Hey, kids: guess what time is it? It's time to restart that Long March known as 100 Favorite Dishes (INSERT YEAR). YEAH!!!
Hey, don't ding us for listicles: Weekly DataLab studies show ustedes love this gimmick, launched in honor of our coming Best Of issue. Besides, it is rather fun to do this for us Forkers--an opportunity to highlight dishes from restaurants we'll never full review, or secrets from old standbys. Anyhoo, let the march begin...
I eat at Taquería Zamora in SanTana about once a week--it's where I conduct interviews and meetings. I'm there so much that the workers know my usual: orange juice, one beef taco, and some panocha for dessert. Commence lame double entendres...NOW!

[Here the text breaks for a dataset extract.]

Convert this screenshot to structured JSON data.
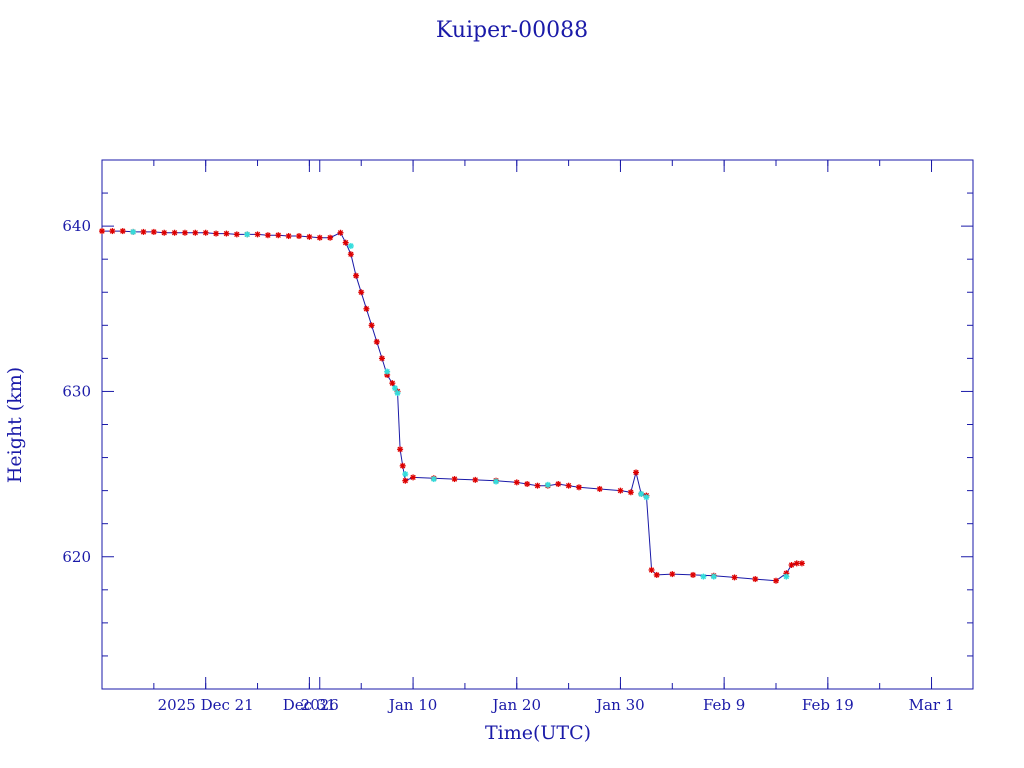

As readers of my other column know, panocha is Mexican Spanish slang for a woman's private parts, cruder even than our "pussy." But it's derived from the Mexican Spanish term for brown sugar, and is most famous as a New Mexico Lenten pudding.
When I wrote about Taqueria Zamora's panocha two years ago, they only sold them during Lent. But they proved such great sellers that it's now a daily treat, made fresh every morning, each a unique treat and still sold in packages of two near the counter for two bucks Yeah, the one above was burnt a bit much, but its twin was perfect: chewy, fragrant, toasted perfectly yet moist, and only vaguely sweet. It wasn't as sugary as most pan dulces, but restrained--really a treat. Just like...oh, never mind.